Silently, I begin to walk home in the freezing half light, when four luminously dressed mountain bikers flash past me. I hear their yells as they hit the bog below, eight wheels cutting through years of slow grown vegetation sink into wet mud. And then they are gone.

Deep silence accompanies me as far as the Scots pine behind the house, where the soft hissing of wind through needles tells me that I’m home.   

  


May 20

May, The Pace of Spring.

Coming and going between Norfolk and Cumbria has been like doing a seasonal tango. I move from high spring to early spring and then leap-frog back to late spring. I bid farewell to the last of the primroses in Norfolk and watch them opening in Cumbria a week later. I leave the northern oaks still hard skeletons and six hours later, back in the south, find them soft and mustardy. I pass a field of sheep in Norfolk, almost hidden by an abundance of long grass but the cows in Cumbria are still in the barn two weeks later. My woolly jumper and thermal vest have been put away and unpacked, put away and unpacked.

I read somewhere that spring moves north at a walking pace. It’s a compelling thought, Primavera herself, emerging young and naked from her clam shell, magicly banishing winter as she moves slowly north, with her hand maidens, the migrant birds, singing spring into being. Where a mere glance will bring a whole hedgerow shuddering into a climax of blossom in Norfolk, she has to work harder in Cumbria, winter’s icy tentacles are taking some shifting this year. The further north she goes the deeper the hibernation of the plants she has to wake.

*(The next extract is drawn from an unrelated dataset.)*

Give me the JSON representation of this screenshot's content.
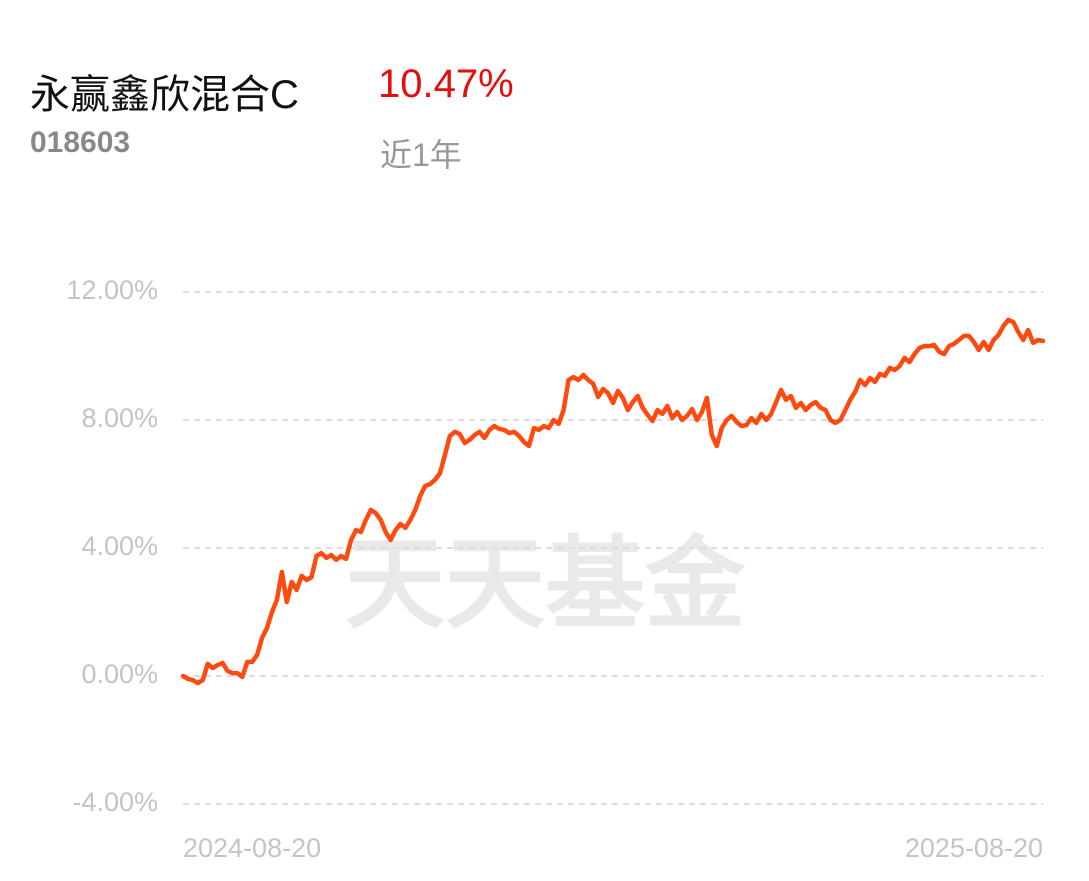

Weather sculpted hawthorns that endure winds funneled into frenzies down narrow valleys are understandably cautious about coming into leaf, never mind bud. Ferns unfurl begrudgingly. Ash is unmoved. Perhaps it’s the goose bumps and the shivering of this, by now, bedraggled beauty that makes her magic less potent? Or perhaps it’s only through the deepest and most powerful magic that spring arrives in the north at all.